We will thus have more complete and richer athletes at a motor level (and therefore more difficult to injure in later stages), which is another of the main objectives of this phase. In this phase the more social training sessions in groups and at aerobic intensity make all the sense to also add to this need to socialize that most of us have as human beings.
2. Foot-ankle training
As we know, the impacts and forces in running enter and are transmitted through the feet at the moment of contact and impulse in mountain running. A strong foot with an adaptable and versatile intrinsic musculature will be a guarantee all season long. Here it is time to work on the strength and stability of the foot and ankle. As we said in the previous section, combining different activities and types of contacts, with different bases of support, will help to achieve a much more complete development of the feet. Also combining different types of shoes and even barefoot activities in a controlled manner can be excellent stimulus for our feet as small differences in activation and muscle synchronization by slightly changing the surfaces/types of contact will help us to develop a more adaptive and versatile foot.
3. Functional strength training
Functional strength training is a content that I love for this phase. Polyarticular movements with free weights where stability and strength are developed in parallel looking for that motor richness of a future complete and versatile mountain runner.
4. A good time to set goals and objectives
The pre-season is the perfect time to set a calendar with clear and coherent objectives for competitions or challenges, both main and secondary or auxiliary. In addition to the main races (A’s), it will also be important to establish some secondary B’s competitions properly scheduled in the calendar to act as a catalyst and ensure that we reach the A’s in peak form and with all the details well trained and tested.

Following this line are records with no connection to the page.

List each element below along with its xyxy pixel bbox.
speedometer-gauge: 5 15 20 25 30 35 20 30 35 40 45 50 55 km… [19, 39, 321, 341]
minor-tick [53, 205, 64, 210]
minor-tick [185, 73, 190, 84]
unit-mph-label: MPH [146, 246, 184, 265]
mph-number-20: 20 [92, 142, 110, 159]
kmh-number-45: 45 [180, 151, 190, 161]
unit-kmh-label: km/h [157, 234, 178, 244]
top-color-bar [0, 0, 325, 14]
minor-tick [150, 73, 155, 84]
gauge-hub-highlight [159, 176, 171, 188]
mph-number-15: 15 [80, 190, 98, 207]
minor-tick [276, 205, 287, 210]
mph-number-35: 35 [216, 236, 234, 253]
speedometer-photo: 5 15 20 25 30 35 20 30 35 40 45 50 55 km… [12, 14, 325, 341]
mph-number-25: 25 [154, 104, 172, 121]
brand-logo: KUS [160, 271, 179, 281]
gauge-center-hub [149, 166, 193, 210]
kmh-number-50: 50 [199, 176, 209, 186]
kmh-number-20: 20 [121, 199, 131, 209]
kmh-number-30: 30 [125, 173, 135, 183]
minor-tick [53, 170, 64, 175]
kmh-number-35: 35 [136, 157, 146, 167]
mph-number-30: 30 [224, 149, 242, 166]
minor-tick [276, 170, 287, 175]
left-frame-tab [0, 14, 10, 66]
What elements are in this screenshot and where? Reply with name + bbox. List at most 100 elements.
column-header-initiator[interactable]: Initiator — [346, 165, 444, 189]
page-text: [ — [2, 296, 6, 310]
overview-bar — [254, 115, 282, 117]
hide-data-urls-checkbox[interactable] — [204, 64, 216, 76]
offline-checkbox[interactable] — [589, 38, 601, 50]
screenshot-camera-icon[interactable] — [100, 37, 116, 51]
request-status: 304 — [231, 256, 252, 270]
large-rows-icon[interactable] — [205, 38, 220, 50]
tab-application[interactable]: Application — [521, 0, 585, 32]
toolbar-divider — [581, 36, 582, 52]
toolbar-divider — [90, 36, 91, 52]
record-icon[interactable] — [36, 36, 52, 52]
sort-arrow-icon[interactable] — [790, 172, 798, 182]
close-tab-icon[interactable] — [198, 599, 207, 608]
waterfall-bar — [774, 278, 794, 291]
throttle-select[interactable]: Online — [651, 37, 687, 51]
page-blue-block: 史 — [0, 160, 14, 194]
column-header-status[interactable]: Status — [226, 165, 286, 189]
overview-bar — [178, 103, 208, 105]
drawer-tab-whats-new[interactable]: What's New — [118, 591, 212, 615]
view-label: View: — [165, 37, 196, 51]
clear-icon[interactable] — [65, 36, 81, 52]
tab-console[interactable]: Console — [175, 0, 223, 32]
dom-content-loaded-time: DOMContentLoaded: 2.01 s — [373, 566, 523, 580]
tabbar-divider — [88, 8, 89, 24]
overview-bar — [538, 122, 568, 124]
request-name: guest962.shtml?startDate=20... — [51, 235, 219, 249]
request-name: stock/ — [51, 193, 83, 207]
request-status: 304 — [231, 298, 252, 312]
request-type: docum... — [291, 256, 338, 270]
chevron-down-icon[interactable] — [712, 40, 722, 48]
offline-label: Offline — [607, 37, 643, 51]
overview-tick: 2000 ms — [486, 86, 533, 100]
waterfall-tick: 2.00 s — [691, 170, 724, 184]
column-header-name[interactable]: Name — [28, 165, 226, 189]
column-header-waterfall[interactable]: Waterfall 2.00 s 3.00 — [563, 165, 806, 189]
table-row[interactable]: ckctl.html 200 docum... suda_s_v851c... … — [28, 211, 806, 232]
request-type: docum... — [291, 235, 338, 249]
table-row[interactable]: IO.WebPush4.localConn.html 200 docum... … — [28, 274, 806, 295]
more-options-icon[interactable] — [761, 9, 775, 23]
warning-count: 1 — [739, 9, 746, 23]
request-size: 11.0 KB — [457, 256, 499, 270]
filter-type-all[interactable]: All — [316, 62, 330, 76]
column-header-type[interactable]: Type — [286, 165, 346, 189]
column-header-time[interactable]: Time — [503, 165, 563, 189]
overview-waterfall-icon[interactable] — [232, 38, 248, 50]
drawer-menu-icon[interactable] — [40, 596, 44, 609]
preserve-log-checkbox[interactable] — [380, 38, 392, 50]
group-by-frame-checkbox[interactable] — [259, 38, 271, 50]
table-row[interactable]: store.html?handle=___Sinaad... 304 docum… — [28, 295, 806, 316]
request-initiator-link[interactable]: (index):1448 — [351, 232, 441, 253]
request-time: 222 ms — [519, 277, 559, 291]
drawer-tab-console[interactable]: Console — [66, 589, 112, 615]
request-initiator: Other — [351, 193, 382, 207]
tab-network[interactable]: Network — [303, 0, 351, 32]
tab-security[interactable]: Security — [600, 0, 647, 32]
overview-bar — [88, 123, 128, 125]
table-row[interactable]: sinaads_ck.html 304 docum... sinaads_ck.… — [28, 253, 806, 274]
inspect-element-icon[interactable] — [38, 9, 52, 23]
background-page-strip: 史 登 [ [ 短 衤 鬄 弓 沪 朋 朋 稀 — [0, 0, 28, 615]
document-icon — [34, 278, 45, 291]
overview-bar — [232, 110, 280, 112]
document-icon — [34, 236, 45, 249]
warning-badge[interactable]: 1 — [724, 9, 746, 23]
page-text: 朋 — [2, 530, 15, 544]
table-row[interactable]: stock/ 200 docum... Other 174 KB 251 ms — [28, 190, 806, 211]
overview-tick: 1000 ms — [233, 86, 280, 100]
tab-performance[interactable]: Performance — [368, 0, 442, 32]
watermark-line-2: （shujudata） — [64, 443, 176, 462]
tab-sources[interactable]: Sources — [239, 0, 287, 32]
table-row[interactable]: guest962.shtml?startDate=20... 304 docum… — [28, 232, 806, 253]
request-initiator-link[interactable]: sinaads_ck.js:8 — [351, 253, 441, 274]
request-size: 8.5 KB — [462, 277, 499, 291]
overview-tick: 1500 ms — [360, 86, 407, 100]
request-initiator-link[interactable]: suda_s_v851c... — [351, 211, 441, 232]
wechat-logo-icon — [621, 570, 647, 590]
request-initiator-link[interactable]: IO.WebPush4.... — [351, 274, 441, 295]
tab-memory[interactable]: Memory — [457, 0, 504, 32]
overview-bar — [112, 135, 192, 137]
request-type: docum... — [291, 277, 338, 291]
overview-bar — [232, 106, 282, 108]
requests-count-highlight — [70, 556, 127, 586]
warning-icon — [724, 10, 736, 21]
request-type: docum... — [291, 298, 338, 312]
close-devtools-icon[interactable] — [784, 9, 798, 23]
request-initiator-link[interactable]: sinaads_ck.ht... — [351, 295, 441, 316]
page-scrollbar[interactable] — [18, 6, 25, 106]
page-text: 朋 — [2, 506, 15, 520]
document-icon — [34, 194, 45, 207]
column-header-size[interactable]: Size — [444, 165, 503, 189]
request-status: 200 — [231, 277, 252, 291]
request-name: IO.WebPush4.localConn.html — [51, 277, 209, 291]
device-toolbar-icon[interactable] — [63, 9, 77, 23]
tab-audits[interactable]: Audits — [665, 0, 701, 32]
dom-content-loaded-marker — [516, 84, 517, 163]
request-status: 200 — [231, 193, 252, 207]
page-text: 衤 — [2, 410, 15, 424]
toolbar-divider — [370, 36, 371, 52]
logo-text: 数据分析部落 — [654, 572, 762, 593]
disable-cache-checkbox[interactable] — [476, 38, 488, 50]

5. Working on details, without needing to worry about results
Throughout a training process, it is never the time for training that involves giving everything and ending up exhausted and with an uncontrolled fatigue that is too high… and even less so now at the beginning of a season. You should always keep something in reserve. This is the time to complete workouts and add up work content without worrying so much about pace, elevation, power, …… It is the superpower of the little things we do every day that makes the difference to the whole year and especially during a good pre-season, not the big beatings and extreme workouts that only lead to fatigue peaks, difficult recoveries and in the end little consistency with the training plan.
6. A good time to perform a stress test
Any time is a good time to check the health of your heart and how it responds to effort through a stress test or max test, but what better than during pre-season to start the sporting year with the necessary guarantees and confidence.
In short, a lot of enjoyment, looking for versatility, trying new disciplines, motor richness, working on your feet and ankles, planning important objectives… these are just some of the aspects that a good pre-season should contain for a mountain runner.